I am finding this an interesting theme for thought and there is a little more to come... Most of us rewrite personal history as well.
My first experience of this was with My Gran. She was a difficult lady. Widowed before my parents met and with only one child, she was never going to like my Mum, no matter how much she did... When I was about twelve, I very innocently caused a family row. My Mum, Gran, Sister and I had all been out and about. Things hadn't happened quite as my Gran would have liked and she went home stewing. By the time we next saw her she had convinced herself that things had happened slightly differently. She proceeded to complain to my Dad about what happened. I spoke up and contradicted her view of events.
It occurs to me in recounting this that she may have known she wasn't telling the truth. Who knows.... It always appeared that she brooded on things. With each telling she appeared in a slightly better light until she had the story just right, and of course, that was how it had been....
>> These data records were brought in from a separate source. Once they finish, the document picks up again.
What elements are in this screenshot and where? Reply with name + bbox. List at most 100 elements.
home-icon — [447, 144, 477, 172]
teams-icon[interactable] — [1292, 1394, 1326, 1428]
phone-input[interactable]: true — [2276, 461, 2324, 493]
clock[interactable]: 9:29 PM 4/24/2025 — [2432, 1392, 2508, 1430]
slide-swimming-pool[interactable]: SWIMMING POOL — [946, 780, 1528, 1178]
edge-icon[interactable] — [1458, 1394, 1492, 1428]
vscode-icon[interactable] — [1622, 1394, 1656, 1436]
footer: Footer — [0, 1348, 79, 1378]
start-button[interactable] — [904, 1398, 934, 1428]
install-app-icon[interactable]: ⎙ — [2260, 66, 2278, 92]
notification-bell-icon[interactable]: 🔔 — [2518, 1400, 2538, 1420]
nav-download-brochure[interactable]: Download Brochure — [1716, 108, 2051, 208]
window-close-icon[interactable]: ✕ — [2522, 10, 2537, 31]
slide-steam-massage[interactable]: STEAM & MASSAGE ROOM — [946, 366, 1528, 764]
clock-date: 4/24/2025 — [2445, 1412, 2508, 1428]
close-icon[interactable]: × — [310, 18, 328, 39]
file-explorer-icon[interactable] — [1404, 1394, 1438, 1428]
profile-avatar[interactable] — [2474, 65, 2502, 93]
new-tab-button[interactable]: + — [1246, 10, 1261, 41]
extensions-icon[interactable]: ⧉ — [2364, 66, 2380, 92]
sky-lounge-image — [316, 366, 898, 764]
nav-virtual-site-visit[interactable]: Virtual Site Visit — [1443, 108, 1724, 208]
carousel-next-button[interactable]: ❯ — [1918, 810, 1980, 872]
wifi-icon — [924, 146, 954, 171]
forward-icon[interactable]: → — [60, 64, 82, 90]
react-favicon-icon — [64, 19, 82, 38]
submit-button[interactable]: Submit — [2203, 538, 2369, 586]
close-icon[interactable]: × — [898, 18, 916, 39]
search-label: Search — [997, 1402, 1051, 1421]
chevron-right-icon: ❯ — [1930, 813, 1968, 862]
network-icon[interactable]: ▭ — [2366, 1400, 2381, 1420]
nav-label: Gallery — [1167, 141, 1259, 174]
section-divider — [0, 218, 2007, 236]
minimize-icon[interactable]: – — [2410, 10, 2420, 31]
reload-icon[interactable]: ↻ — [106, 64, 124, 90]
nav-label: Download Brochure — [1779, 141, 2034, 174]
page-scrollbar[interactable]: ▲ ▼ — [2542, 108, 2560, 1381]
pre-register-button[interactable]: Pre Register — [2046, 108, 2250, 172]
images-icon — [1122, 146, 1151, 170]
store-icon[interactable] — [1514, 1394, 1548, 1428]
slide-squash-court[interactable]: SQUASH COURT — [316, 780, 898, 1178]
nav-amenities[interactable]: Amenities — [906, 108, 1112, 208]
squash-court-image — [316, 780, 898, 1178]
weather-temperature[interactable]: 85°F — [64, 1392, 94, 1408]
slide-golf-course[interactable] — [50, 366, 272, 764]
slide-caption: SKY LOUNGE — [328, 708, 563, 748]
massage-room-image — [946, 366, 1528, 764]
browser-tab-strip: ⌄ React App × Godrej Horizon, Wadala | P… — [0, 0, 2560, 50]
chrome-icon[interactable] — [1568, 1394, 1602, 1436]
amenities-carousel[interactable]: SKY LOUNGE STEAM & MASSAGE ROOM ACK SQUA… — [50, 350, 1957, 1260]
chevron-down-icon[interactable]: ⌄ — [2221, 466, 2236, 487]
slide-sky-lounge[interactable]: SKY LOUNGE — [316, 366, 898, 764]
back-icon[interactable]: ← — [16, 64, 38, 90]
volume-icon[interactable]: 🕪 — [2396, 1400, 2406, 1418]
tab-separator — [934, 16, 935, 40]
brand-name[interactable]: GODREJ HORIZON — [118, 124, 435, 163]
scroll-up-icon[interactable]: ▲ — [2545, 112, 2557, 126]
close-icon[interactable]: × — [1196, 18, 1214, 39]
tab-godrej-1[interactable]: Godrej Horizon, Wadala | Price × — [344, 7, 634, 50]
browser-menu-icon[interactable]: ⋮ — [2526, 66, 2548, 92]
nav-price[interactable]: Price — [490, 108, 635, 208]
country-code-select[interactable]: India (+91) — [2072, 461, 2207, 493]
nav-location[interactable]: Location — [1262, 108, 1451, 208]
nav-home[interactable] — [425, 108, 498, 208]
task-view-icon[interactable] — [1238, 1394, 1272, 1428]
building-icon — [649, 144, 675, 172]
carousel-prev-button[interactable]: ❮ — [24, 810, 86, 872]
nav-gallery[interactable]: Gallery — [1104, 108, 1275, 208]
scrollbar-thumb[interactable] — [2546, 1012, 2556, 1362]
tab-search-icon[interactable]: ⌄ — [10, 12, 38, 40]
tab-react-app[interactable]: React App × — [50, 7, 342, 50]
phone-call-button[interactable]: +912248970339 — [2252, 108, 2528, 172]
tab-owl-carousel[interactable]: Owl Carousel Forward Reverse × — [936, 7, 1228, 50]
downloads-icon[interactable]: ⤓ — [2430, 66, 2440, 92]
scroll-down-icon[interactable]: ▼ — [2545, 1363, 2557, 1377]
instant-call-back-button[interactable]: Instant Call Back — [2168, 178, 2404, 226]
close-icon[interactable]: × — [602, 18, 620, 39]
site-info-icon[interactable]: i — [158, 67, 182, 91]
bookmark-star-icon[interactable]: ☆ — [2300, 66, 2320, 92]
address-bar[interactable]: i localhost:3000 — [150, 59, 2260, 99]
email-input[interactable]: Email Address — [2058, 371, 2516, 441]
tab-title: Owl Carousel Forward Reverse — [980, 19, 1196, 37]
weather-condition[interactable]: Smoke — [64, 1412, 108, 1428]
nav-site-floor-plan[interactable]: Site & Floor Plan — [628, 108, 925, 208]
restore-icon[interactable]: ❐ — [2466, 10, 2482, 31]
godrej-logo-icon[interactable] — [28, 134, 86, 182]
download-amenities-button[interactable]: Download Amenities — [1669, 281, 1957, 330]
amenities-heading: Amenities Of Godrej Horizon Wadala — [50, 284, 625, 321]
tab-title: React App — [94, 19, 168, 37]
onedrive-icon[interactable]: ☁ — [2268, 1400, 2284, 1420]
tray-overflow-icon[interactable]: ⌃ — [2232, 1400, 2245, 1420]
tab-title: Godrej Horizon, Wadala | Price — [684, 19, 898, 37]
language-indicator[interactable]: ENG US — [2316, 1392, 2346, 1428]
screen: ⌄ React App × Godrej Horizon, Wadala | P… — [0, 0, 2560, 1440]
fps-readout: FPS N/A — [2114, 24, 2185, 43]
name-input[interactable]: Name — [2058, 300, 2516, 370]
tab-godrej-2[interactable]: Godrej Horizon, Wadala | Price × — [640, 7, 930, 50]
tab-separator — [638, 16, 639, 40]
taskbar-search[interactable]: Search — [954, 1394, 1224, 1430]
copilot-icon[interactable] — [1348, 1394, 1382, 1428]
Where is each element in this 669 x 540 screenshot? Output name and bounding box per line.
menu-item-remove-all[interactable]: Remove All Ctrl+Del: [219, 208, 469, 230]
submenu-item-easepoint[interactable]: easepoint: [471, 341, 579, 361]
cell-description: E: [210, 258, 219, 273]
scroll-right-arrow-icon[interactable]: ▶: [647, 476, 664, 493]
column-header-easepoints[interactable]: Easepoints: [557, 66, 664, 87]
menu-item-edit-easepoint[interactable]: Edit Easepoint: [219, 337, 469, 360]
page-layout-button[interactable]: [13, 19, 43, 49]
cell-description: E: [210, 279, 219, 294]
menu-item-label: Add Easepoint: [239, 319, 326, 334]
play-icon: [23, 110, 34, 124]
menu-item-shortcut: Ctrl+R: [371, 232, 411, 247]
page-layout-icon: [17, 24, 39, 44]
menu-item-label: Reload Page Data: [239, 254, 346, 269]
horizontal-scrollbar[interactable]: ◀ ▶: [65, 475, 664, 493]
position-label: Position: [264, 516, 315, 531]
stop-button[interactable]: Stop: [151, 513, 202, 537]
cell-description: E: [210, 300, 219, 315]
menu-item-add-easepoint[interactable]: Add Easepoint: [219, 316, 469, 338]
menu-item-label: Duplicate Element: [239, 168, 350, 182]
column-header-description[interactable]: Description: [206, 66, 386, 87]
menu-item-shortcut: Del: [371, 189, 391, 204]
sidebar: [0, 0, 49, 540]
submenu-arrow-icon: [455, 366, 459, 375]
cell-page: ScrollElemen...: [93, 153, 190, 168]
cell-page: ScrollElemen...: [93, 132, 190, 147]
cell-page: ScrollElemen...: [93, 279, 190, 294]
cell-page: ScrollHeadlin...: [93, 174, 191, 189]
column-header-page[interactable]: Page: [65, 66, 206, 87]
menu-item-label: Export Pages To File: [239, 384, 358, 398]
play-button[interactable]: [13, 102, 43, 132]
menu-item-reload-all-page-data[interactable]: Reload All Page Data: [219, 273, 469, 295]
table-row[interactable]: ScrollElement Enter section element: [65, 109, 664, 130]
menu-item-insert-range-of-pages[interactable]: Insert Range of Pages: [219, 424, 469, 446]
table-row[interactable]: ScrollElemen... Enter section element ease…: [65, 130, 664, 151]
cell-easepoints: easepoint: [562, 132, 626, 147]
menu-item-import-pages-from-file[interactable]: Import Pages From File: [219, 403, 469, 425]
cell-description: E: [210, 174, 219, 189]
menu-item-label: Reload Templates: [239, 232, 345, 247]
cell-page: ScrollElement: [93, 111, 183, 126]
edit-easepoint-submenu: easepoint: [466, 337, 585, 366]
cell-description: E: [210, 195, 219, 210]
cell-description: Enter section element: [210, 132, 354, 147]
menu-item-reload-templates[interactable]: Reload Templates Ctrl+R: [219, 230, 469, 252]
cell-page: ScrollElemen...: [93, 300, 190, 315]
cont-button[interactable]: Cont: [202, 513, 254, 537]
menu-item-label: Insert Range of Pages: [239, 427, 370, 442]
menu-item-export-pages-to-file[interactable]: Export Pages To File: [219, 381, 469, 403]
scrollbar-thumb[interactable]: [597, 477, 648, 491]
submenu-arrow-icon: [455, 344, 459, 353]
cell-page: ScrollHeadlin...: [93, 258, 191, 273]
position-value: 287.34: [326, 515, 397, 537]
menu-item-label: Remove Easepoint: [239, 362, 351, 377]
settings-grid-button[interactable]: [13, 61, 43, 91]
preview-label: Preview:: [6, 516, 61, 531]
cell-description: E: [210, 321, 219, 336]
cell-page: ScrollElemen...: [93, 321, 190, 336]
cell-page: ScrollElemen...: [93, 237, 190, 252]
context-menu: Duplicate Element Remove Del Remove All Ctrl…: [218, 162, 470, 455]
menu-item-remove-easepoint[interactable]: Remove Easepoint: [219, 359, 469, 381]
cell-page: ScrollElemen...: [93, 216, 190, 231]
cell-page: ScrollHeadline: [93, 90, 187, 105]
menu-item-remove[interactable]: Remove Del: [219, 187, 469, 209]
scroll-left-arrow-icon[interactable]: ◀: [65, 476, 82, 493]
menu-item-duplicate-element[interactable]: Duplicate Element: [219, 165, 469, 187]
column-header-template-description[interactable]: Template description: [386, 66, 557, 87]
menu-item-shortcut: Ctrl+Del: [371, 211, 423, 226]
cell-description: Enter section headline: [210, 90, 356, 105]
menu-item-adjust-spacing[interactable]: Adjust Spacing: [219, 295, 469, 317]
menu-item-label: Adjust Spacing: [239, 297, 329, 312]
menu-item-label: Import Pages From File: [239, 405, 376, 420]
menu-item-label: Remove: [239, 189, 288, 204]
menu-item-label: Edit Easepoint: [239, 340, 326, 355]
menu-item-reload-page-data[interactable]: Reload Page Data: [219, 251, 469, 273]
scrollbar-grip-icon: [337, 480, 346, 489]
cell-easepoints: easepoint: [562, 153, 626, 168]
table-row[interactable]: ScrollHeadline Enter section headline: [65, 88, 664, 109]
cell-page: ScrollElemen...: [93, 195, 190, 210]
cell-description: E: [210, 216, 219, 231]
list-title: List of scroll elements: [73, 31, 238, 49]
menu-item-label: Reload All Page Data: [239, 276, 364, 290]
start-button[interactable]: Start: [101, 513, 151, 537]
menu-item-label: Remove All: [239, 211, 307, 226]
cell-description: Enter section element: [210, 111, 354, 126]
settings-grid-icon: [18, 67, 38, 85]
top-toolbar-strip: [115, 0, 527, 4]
We all do this to some extent. The memory of pain vanishes, to become a memory of a memory of a memory. I think this is the minds way of protecting us. I think the same happens with things we do wrong. Imagine if we had to remember in 20:20 clarity every single wrong we had done. Imagine the weight of all that guilt. It would cripple us as people.
Thing is, I slowly rewrite the good stuff too. I just forget it. I have an awful memory. What did I do when i was 14? Where did I go at 17? How did I feel after my first kiss? Which one exactly WAS my first kiss? I am not sure everyone has quite as bad a memory as I do, but I think the principle is the same...
Shame, pain, fear, love all gone. A memory of a memory of a memory. A memory of the story I once told myself about how it happened.
Do we really want to live with the painful truth, every second?
Sometimes things happen that pierce our minds and we can't forget. A memory so strong, A pain so deep, a love so profound... Even they fade one day if we let them (or if we have a truly appalling memory). I have a piercing moment of memory from my childhood. Walking through wet grass in Autumn with flurries of Daddy Long Legs leaping out of the grass. It was a moment when I realised I was happy. When I just felt happiness and was present and there... No context, just that image.
Families write history too. Why did Grandma fall out with her sister? The polite fiction. What you tell the children. What is misunderstood by future generations. What is left out.